MEDYA KÖŞESİ

'Yoksulların uçurtması en uzağa uçar!'

BirGün yazarı Ümit Alan, "başta bu gazeteyi görmeyen gazeteci ve yazarlara olmak üzere tüm Türkiye’ye bir soru sormak istiyorum." yazdı.

'Yoksulların uçurtması en uzağa uçar!'
GAZETECİLER.COM - Geçen pazar bir gazete de ilk kez güneşe çıktı. Adı Tutuklu Gazete'ydi. O gazete ömründe ilk defa diğer gazetelerin bu kadar kendinden uzak, bu kadar havai, bu kadar geniş olduğuna şaşarak kımıldamadan durdu.

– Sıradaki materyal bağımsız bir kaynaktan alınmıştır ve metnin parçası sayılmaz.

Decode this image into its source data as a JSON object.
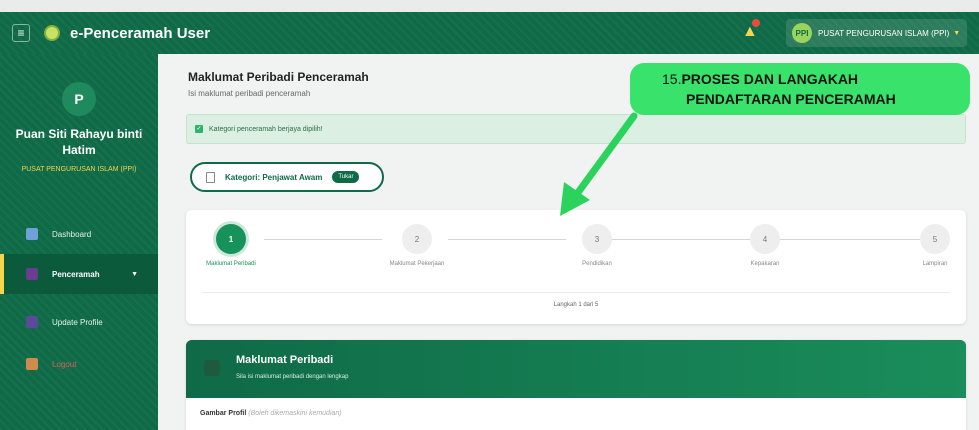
{
  "topbar": {
    "app_title": "e-Penceramah User",
    "user_initials": "PPI",
    "user_org": "PUSAT PENGURUSAN ISLAM (PPI)",
    "menu_icon": "menu-icon",
    "bell_icon": "bell-icon",
    "accent": "#0f6a47"
  },
  "sidebar": {
    "avatar_initial": "P",
    "user_name_line1": "Puan Siti Rahayu binti",
    "user_name_line2": "Hatim",
    "user_org": "PUSAT PENGURUSAN ISLAM (PPI)",
    "items": [
      {
        "label": "Dashboard",
        "icon": "dashboard-icon"
      },
      {
        "label": "Penceramah",
        "icon": "users-icon",
        "active": true
      },
      {
        "label": "Update Profile",
        "icon": "user-icon"
      },
      {
        "label": "Logout",
        "icon": "logout-icon"
      }
    ]
  },
  "main": {
    "title": "Maklumat Peribadi Penceramah",
    "subtitle": "Isi maklumat peribadi penceramah",
    "alert": "Kategori penceramah berjaya dipilih!",
    "category_label": "Kategori: Penjawat Awam",
    "change_button": "Tukar",
    "steps": [
      {
        "num": "1",
        "label": "Maklumat Peribadi",
        "active": true
      },
      {
        "num": "2",
        "label": "Maklumat Pekerjaan"
      },
      {
        "num": "3",
        "label": "Pendidikan"
      },
      {
        "num": "4",
        "label": "Kepakaran"
      },
      {
        "num": "5",
        "label": "Lampiran"
      }
    ],
    "step_count": "Langkah 1 dari 5",
    "section_title": "Maklumat Peribadi",
    "section_subtitle": "Sila isi maklumat peribadi dengan lengkap",
    "field_label": "Gambar Profil",
    "field_hint": "(Boleh dikemaskini kemudian)"
  },
  "callout": {
    "number": "15.",
    "line1": "PROSES DAN LANGAKAH",
    "line2": "PENDAFTARAN PENCERAMAH",
    "color": "#39e36b"
  }
}
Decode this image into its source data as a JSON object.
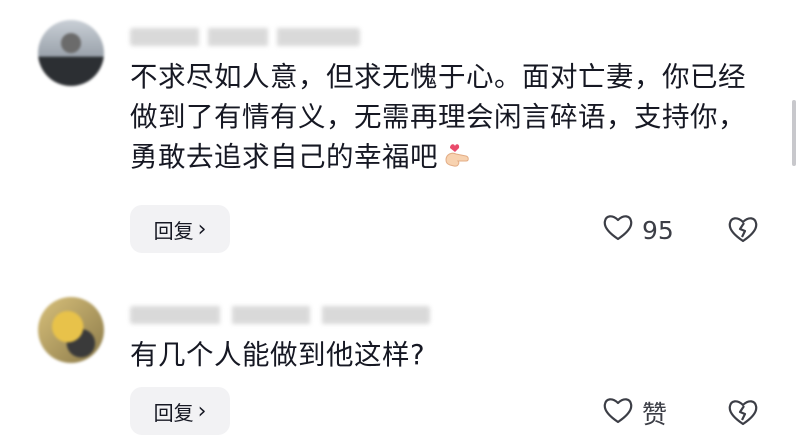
{
  "comments": [
    {
      "text": "不求尽如人意，但求无愧于心。面对亡妻，你已经做到了有情有义，无需再理会闲言碎语，支持你，勇敢去追求自己的幸福吧",
      "emoji_icon": "finger-heart-icon",
      "reply_label": "回复",
      "like_count": "95"
    },
    {
      "text": "有几个人能做到他这样?",
      "reply_label": "回复",
      "like_count": "赞"
    }
  ]
}
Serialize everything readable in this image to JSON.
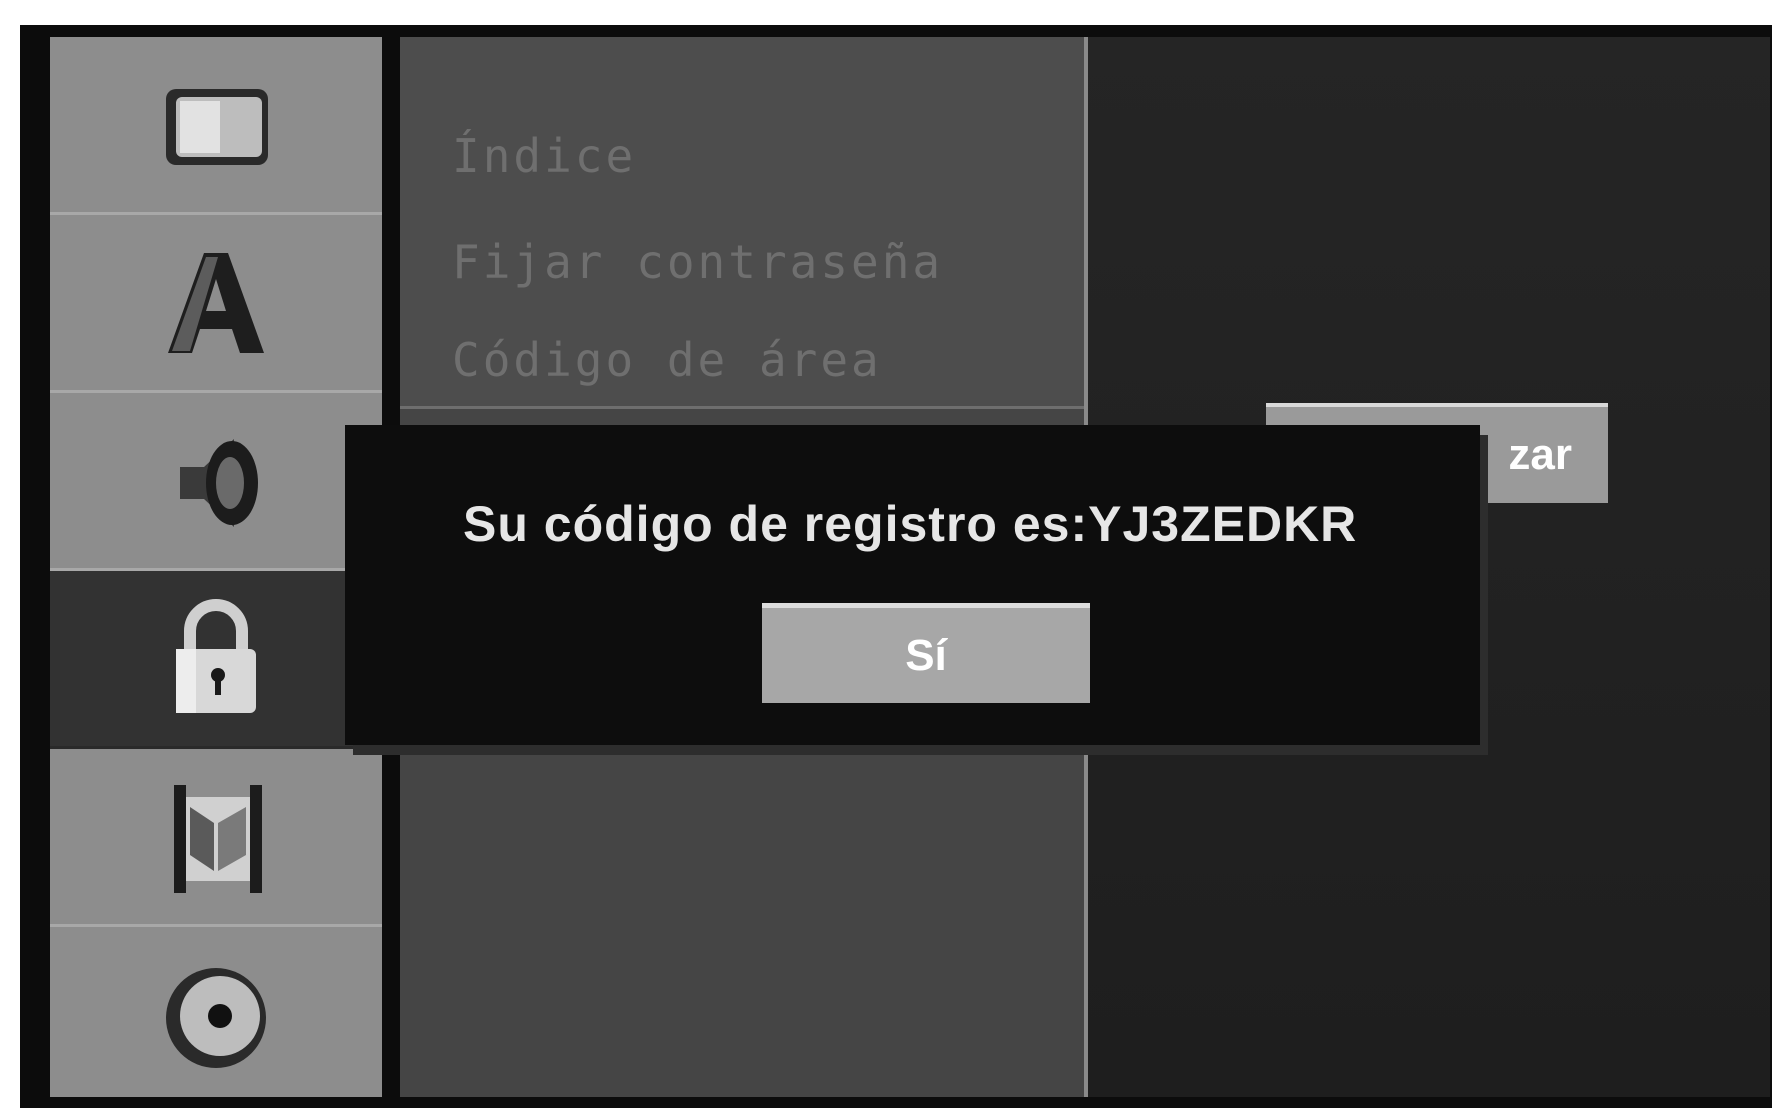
{
  "sidebar": {
    "items": [
      {
        "icon": "tv-screen-icon"
      },
      {
        "icon": "language-a-icon"
      },
      {
        "icon": "speaker-icon"
      },
      {
        "icon": "lock-icon",
        "active": true
      },
      {
        "icon": "film-strip-icon"
      },
      {
        "icon": "disc-icon"
      }
    ]
  },
  "submenu": {
    "items": [
      "Índice",
      "Fijar contraseña",
      "Código de área"
    ]
  },
  "right_panel": {
    "button_partial_label": "zar"
  },
  "dialog": {
    "message": "Su código de registro es:YJ3ZEDKR",
    "button_label": "Sí"
  }
}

İlk sayısı 39 tutuklu ve hükümlü gazetecinin yazılarından oluşan Tutuklu Gazete, alfabetik sırayla; Aydınlık, Azadiya Welat, BirGün, Cumhuriyet, Evrensel ve Özgür Gündem gazeteleriyle birlikte dağıtıldı.

Tutuklu Gazete'de yazanlar, belki normalde aynı gazetenin çatısı altında bile yazamayacak kadar birbirlerine uzak olsalar da, tek bir ortak paydada buluştular: Gazetecilik yaptıkları için tutuklu olmak.

Bugün köşesinde Tutuklu Gazete'nin yaygın medyada kendisine yer bulamamasının gerekçelerini inceleyen BirGün yazarı Ümit Alan, "başta bu gazeteyi görmeyen gazeteci ve yazarlara olmak üzere tüm Türkiye’ye bir soru sormak istiyorum." dedi ve şöyle sürdürdü yazısını:

GÖRENLERİN GAZETECİLİK TUTKULARI DEPREŞTİ

"Nihayetinde 70 gazetecinin tutuklu ve hükümlü olduğu 2011 Türkiye’sinde geçen pazar gökyüzüne bir uçurtma süzüldü. İsmi Tutuklu Gazete’ydi. Eminim ki, görenlerin pek çoğunun gazetecilik tutkuları daha bir depreşti. Kimisi alışkın olduğumuz üzere görmezden geldi.

EN SONUNDA KORKAKLARI ALMAYA GELECEKLER

Elbette ki, kimisinin hava atmaktan havaya bakmaya ve tutuklu gazetecilerin uçurtmasını görme fırsatı olmadı. Korkuyla başını önüne eğenler de vardı. Silivri 2 No’lu Cezaevi’nden Ahmet Şık’ın Tutuklu Gazete’ye yazdığı yazıyı kapatırken, Arjantin’de diktatörlük döneminde Buenos Aires valisi olan General Iberico Manuel Saint Jean’den yaptığı alıntı da onlaraydı:
“Önce bozguncuları öldüreceğiz. Sonra işbirlikçilerini, ardından da sempatizanlarını, daha sonra da tarafsızları. En sonunda da korkakları.” 

NEDEN BAŞINIZI EĞİYORSUNUZ?

Şimdi geçen pazar gökyüzüne süzülen o uçurtmayı görmeyen, görmezden gelen, korkup başını eğen herkese sormak isterim; neden başınızı eğiyorsunuz?

En harcı âlem konuları gündeme taşırken bunu neden görmüyorsunuz? Çocukken hiç mi uçurtma uçurmadınız? En sert rüzgârlara karşı koyarak yükselen o uçurtmaların ardından hiç mi bakmadınız?

Hem sonra, en yoksul çocukların uçurtmaları gazete kâğıdından yapılsa da, en uzağa onlar uçardı hatırlamıyor musunuz?